THIS ARTICLE FIRST APPEARED ON TIMBER CREEK FARMER.
Do you know the different types of hay and other forage? Which one is the best choice for your animals and why. The following information is meant to help the backyard or small homestead farmer, choose the best forage for their livestock. I am not addressing the needs of a large herd of dairy animals or a large herd of beef cattle.
Hay comes from two main growing sources, Legumes and Grasses. A third type is from grain, commonly called straw, but can be used as a forage if cut young and before the grain is harvested.
Legumes include alfalfa and clover, two popular choices for energy and nutrition. Alfalfa hay can contain almost two times the protein and three times the calcium of grass hay. Usually the protein range for Alfalfa is 16% to 18% . Protein content will vary depending on when the hay is cut and the maturity of it at the time of cutting. Some animals such as a dairy goat or a dairy cow providing milk for your family, may need the higher calorie and higher protein content provided by Alfalfa hay. But for an animal that just needs forage to keep the rumen functioning and to provide some calories and nutrition, a grass forage may be the better choice.

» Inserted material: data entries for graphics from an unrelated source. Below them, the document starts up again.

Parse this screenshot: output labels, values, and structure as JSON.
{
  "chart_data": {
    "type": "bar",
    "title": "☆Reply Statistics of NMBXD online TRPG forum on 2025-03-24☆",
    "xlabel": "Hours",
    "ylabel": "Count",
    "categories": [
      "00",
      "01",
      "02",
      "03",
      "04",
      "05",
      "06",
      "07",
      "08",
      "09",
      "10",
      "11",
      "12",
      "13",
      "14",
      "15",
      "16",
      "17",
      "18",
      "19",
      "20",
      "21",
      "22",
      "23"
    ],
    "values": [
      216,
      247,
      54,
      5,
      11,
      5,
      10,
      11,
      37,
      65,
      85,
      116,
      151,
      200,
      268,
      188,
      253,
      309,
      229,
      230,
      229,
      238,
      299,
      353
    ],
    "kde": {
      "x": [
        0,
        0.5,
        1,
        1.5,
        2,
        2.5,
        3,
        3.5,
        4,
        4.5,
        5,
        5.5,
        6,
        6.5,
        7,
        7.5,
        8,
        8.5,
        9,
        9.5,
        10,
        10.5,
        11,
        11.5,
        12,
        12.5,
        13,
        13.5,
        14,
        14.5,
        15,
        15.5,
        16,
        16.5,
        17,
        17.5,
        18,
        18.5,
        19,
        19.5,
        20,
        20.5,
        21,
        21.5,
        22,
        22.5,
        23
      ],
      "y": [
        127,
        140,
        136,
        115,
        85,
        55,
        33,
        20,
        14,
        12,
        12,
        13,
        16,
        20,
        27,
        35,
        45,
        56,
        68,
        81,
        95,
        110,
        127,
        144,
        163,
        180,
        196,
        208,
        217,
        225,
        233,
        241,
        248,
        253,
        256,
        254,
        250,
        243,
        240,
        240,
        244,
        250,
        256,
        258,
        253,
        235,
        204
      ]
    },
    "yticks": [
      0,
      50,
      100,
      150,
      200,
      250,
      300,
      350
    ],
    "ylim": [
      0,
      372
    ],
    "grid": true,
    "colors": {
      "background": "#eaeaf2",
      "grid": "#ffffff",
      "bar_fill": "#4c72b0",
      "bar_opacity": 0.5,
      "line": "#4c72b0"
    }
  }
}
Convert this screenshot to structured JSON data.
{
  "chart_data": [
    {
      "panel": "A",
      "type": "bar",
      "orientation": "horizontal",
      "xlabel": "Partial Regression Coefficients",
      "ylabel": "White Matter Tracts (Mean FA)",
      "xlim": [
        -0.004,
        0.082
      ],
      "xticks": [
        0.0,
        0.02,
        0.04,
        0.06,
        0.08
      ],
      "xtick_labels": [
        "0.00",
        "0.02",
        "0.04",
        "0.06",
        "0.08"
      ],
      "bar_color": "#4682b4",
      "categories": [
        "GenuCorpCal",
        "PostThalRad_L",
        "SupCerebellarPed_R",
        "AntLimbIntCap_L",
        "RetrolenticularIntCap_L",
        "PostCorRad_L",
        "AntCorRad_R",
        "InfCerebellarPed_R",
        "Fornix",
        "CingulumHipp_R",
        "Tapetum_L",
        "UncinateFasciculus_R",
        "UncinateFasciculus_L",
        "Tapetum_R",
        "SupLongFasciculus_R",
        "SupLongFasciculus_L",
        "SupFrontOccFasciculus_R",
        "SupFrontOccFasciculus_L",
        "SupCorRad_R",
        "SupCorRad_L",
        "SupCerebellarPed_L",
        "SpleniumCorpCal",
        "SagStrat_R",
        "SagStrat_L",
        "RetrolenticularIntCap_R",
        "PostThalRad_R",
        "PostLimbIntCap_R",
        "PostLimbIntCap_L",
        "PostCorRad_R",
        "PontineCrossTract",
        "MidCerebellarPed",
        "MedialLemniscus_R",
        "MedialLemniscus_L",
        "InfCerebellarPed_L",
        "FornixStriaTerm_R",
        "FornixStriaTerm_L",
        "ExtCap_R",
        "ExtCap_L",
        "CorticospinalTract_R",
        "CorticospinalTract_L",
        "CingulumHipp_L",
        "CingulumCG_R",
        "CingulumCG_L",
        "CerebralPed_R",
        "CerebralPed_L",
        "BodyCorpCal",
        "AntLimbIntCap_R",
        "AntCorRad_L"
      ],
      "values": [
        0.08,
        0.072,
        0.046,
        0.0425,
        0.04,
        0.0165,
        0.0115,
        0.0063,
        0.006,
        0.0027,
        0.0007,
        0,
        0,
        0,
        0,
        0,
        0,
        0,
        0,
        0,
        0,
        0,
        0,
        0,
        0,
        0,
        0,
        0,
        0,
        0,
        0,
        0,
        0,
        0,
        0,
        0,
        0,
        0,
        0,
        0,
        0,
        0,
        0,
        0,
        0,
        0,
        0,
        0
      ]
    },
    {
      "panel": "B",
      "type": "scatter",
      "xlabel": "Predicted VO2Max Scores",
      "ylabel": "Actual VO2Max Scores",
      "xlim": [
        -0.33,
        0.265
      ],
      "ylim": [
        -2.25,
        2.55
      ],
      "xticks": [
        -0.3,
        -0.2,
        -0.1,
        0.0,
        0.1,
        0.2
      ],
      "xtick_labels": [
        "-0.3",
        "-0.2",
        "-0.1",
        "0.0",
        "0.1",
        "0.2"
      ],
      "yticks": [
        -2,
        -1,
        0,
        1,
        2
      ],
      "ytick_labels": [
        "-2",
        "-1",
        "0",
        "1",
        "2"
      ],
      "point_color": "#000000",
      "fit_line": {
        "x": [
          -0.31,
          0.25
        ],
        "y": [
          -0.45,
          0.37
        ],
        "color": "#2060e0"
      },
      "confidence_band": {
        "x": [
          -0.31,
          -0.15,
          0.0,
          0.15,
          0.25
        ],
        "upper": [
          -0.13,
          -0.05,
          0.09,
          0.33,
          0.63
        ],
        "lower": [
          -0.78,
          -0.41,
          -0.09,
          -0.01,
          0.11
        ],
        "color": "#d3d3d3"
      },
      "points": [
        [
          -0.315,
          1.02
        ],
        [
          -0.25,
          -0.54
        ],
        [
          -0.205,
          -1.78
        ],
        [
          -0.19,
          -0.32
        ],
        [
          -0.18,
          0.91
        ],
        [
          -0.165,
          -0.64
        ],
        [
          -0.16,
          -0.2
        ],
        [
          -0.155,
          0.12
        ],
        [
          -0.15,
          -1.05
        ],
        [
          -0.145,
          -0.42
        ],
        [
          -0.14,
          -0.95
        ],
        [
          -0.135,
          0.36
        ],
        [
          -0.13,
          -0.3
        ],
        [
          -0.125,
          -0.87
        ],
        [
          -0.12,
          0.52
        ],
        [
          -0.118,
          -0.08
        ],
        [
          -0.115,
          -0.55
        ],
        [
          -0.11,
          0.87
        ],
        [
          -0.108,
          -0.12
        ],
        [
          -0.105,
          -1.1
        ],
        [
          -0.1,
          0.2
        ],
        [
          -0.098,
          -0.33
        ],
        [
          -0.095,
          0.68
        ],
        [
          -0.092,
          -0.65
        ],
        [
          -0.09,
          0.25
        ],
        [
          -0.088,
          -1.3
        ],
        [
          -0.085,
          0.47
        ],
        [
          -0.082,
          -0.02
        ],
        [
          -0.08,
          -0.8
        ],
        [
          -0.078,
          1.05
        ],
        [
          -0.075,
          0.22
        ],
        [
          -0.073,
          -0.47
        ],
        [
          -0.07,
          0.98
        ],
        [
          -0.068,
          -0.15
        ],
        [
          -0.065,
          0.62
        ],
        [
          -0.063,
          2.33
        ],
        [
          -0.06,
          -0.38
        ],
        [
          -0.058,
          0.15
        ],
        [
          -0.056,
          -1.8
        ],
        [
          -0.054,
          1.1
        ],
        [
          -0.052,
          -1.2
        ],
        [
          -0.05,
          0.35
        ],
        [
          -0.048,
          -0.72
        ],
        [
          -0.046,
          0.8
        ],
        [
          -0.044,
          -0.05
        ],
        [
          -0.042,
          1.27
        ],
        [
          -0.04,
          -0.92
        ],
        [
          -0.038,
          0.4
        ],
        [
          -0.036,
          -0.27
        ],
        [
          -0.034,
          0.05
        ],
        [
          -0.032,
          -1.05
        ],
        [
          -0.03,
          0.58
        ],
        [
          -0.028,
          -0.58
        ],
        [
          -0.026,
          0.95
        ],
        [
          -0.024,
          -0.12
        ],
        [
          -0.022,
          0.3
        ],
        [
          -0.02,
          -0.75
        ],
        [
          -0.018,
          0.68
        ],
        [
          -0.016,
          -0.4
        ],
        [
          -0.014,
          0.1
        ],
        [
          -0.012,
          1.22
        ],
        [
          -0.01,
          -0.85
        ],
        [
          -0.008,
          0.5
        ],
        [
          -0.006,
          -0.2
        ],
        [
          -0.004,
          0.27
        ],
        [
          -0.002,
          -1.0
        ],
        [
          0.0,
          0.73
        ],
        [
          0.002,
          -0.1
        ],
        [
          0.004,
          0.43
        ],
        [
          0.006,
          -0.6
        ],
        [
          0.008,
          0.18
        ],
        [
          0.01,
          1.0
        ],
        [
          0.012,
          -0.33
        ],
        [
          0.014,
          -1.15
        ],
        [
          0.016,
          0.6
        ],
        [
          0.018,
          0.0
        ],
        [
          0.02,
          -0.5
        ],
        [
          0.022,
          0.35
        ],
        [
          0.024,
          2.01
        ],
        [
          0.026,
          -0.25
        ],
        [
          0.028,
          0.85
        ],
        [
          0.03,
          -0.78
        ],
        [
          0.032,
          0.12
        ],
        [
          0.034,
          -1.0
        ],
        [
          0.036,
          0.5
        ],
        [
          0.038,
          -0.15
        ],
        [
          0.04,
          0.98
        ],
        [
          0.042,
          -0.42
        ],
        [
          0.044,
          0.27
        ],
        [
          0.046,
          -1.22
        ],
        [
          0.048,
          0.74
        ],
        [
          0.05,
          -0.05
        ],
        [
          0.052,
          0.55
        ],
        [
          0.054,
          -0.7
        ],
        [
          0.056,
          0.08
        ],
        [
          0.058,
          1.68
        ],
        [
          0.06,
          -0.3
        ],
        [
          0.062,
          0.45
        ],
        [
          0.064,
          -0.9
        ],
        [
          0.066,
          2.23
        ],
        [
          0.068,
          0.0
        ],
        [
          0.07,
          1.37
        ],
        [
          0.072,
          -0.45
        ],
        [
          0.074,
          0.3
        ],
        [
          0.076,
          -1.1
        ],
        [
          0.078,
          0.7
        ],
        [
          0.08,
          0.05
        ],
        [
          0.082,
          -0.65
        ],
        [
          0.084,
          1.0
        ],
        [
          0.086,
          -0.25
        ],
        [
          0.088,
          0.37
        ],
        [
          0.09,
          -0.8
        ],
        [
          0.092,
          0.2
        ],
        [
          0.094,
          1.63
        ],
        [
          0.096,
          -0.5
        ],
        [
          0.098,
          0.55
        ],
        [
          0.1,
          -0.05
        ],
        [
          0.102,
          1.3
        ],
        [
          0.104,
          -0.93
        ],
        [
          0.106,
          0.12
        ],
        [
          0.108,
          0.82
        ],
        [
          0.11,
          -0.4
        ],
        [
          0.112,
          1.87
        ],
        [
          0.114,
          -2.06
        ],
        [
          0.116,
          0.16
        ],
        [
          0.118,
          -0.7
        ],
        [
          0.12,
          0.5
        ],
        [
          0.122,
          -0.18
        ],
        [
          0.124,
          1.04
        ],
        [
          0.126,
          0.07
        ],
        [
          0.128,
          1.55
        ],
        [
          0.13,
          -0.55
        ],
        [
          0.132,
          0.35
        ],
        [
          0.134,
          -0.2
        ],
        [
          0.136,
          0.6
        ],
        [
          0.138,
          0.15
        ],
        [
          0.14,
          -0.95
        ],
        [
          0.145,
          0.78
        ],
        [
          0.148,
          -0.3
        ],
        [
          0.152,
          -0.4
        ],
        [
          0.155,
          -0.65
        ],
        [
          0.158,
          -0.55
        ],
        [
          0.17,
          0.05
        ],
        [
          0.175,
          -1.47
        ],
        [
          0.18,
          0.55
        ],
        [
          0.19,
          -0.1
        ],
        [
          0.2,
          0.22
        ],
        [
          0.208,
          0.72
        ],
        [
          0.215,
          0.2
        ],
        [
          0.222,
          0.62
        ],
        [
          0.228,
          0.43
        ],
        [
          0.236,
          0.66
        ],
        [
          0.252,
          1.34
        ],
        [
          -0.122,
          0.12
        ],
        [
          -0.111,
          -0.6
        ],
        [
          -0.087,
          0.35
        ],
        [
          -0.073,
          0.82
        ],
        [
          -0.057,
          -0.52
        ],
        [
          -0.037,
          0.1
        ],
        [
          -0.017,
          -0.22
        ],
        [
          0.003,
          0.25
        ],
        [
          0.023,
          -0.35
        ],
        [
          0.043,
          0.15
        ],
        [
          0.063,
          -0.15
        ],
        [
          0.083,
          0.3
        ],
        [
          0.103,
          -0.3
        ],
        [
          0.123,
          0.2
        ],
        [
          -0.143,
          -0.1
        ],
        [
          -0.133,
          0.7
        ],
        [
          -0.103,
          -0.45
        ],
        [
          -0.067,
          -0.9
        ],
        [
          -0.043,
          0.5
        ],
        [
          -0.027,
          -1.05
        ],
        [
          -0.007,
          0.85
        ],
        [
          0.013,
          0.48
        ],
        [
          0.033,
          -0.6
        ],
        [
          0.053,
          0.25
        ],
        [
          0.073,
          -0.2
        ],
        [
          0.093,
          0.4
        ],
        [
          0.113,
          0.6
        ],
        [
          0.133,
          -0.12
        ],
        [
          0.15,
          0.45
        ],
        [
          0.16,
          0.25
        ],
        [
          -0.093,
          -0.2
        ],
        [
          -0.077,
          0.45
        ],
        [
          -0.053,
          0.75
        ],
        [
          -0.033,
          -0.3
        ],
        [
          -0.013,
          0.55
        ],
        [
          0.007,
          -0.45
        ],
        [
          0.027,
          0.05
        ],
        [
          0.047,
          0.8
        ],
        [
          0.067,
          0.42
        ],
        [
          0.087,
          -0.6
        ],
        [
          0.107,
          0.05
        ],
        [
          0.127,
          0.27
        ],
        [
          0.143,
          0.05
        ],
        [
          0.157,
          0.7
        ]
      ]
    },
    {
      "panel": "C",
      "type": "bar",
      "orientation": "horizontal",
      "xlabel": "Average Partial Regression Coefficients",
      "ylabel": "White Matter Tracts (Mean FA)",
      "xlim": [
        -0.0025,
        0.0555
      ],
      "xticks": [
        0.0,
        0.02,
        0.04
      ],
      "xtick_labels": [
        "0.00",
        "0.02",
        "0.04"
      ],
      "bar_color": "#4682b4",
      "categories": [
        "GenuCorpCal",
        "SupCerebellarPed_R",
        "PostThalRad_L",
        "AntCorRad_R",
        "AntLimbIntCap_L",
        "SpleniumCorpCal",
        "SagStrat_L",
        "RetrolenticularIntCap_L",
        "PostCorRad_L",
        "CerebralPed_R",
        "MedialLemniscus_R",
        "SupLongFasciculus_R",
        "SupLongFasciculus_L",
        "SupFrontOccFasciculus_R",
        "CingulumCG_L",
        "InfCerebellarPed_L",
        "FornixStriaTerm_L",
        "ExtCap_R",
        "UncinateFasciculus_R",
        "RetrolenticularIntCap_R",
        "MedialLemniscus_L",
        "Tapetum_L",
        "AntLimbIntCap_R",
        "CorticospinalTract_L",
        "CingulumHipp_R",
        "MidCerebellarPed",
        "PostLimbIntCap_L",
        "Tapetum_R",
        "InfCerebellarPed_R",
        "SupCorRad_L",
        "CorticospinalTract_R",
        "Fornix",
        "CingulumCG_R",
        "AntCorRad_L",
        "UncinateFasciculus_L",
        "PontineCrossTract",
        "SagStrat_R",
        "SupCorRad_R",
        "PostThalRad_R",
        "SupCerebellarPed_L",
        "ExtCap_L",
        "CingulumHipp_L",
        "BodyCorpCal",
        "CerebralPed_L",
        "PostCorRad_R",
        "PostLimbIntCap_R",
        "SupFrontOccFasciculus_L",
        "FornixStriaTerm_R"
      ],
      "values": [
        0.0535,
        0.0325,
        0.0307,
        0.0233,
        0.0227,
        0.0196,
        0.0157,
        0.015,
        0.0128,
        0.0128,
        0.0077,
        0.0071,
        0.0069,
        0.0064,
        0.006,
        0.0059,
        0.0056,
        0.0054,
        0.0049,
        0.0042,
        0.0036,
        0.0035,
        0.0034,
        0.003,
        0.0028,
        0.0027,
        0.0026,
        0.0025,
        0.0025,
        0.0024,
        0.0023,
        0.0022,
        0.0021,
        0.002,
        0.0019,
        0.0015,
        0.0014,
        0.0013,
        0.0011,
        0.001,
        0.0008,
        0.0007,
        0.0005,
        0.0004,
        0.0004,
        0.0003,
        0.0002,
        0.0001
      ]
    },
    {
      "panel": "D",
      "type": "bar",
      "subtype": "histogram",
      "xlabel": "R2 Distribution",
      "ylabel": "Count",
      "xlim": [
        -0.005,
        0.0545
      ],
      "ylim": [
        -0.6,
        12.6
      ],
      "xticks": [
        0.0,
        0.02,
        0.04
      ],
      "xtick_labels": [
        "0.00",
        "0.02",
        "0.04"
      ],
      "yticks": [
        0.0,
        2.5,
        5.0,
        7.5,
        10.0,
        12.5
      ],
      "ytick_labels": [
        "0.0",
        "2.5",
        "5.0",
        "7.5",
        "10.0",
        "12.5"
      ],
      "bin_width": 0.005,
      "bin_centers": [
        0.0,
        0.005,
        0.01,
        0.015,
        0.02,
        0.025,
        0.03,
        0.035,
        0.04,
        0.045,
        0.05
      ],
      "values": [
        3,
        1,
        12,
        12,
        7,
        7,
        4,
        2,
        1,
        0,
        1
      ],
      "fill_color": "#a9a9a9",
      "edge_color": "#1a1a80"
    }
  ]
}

Grass hays include bromes, fescues, orchard grass, rye grass, wheat grass, timothy, coastal Bermuda or Bluegrass. Hay from grasses contains less calorie(energy) and a lower protein amount, usually 6% to 10%. Your feed store may carry a mixture of alfalfa and orchard grass, or a mixture of timothy and orchard grass. If your animals need a particular level of protein or energy from their hay, it is a good idea to ask what the bale consists of. I do not recommend feeding alfalfa unless the animal requires the higher energy and nutrition.